Turizm (seyahat) XVIII’inci yüzyılda soylular sınıfının (Aristokların), XIX’uncu yüzyılda da burjuvaların bir etkinlik alanıydı… XX’nci yüzyılda, daha çok yüzyılın ikinci yarısında işçi sınıfının ücretli izin hakkını kazanmasıyla, özellikle emperyalist ülkelerde ‘kitle turizmi’ de olanaklı hale geldi ve hızla yaygınlaştı… Aslında kitle turizmi işçi sınıfının, bir bütün olarak da emekçi kitlelerin ‘boş zamanına’ kapitalistler tarafından el konulmasıydı… Kitle turizmiyle birlikte turizm (seyahat) varlık nedenine yabancılaştı…
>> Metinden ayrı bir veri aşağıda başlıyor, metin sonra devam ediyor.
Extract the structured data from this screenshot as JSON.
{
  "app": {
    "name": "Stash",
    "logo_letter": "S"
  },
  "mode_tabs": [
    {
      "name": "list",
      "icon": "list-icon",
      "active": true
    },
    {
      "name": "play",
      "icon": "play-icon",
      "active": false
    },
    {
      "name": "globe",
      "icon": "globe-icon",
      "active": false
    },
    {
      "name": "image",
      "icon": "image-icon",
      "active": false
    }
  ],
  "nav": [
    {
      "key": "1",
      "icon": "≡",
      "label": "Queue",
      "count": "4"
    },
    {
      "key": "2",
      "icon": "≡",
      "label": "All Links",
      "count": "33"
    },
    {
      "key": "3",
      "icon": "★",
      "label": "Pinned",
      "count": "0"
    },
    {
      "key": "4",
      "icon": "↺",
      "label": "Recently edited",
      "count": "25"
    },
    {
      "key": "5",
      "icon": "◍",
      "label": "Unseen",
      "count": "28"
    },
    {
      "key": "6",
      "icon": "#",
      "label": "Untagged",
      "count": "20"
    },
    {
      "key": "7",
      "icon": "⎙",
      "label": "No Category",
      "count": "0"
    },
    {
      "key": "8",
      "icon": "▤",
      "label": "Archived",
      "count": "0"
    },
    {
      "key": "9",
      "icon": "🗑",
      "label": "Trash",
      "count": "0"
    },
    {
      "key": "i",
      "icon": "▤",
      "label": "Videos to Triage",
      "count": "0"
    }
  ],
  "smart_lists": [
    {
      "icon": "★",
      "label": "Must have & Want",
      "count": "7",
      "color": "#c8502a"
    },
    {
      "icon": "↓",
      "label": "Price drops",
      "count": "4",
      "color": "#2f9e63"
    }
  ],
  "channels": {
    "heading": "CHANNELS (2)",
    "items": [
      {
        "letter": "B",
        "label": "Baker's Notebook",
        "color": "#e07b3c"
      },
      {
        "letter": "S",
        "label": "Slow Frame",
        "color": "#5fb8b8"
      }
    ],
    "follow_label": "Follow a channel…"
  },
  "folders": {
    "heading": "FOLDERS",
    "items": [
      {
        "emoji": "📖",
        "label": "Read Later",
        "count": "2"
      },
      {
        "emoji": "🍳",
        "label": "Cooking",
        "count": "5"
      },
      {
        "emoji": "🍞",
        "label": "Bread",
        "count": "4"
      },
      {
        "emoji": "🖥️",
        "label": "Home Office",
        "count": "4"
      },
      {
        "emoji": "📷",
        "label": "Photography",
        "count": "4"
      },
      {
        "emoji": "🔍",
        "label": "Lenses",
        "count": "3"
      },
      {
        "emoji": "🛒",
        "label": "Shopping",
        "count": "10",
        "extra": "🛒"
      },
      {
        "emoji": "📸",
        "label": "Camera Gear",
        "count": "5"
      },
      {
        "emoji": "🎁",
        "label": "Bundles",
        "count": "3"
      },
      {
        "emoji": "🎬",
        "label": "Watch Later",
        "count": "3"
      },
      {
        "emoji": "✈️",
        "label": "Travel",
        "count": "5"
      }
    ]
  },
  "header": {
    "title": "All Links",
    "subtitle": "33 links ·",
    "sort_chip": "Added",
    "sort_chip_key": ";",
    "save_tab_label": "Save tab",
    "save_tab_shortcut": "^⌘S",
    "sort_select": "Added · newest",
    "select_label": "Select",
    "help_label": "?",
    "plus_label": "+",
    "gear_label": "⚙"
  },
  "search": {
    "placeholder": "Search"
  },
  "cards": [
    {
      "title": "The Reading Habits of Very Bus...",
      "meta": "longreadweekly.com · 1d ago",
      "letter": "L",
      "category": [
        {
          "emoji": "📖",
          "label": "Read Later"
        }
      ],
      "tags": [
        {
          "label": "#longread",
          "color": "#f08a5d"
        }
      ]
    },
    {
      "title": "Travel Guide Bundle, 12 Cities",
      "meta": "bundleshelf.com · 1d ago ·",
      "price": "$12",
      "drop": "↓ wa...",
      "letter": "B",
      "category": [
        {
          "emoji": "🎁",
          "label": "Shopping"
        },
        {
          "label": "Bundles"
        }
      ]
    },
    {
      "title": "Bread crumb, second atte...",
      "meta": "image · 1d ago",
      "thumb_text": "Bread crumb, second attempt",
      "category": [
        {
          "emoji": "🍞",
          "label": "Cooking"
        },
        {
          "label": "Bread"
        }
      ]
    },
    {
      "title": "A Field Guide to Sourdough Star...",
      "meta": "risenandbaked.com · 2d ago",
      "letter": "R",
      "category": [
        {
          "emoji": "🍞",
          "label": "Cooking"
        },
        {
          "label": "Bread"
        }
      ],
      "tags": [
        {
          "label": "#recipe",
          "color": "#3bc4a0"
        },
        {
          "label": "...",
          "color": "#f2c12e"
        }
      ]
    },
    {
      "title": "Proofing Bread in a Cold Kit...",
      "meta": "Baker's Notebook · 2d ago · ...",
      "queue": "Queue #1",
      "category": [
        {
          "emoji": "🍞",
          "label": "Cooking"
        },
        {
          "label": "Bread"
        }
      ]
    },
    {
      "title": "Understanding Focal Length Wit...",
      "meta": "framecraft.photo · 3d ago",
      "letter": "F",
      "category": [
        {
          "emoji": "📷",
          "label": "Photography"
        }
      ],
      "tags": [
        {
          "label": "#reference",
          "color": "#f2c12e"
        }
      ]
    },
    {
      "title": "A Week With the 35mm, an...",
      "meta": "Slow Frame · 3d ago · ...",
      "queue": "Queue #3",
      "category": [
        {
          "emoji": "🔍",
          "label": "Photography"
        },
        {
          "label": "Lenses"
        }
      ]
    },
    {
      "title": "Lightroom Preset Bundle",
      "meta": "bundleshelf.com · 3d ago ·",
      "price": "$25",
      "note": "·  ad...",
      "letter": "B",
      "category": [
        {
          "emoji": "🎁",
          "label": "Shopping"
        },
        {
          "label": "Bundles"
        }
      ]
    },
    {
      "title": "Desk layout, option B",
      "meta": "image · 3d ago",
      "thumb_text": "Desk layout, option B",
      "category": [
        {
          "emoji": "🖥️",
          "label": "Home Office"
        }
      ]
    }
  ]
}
Önceki dönemlerde seyahat zevkli ama zorlu bir insan etkinliğiydi. Bilinmezlikler, tehlikeler, riskler, sürprizler, zorluklarla yüzleşmeyi, büyük bir fizikî çabayı gerektiriyordu… Zamanla tren, otomobil ve uçağın yaygın kullanılmasıyla seyahat kolaylaştı. Şimdilerde turizm büyük bir ekonomik sektör… Dünya Turizm Örgütü’ne göre, sektör hızlı bir tempoyla büyümeye devam ediyor. 1950 yılında 25 milyon olan turist sayısı, 1980’de 279 milyona, sektörün mali portesi de 1.260 milyara ulaşmıştı… Turizm sanayiinin 2019’daki portesi de dünya GSYH’nin (milli gelirin) %10’u düzeyinde. Dünya istihdamının da %15’ini temsil ediyor ve 1500 milyar dolarlık bir porteye sahip… Turizm hızlı bir tempoyla metalaştı, ekolojik yıkımın araçlarından biri haline geldi. Her şey yapaylaştı (sunileşti)… Turizm atmosferin ısınmasında yaklaşık %8’lik paya sahip… Aslında beklenenin aksine ‘turistik alanlar’ kapalı alanlar haline geliyor. Lüks otellerde ‘her şey dahil’ uygulaması sadece bir ‘kapalı alan’ yaratmıyor, aynı zamanda akıl almaz bir israf demek…
Zengin turizmi için inşa edilen oteller, oralarda yaşayan nüfusu kovuyor ve daha da yoksullaştırıyor. Turizm alanlarında yaşam pahalanıyor. Özellikle de yoğun turizm mevsiminde konut kiraları yükseliyor… Turistik kent merkezlerindeki halk kovulup, lüks oteller yapılıyor. Venedik, Barselona, Dubrovnik gibi kentlerde turizm karşıtı eylemliliklerin ortaya çıkmasının nedeni turizmin yaşamı çekilmez hale getirmesi…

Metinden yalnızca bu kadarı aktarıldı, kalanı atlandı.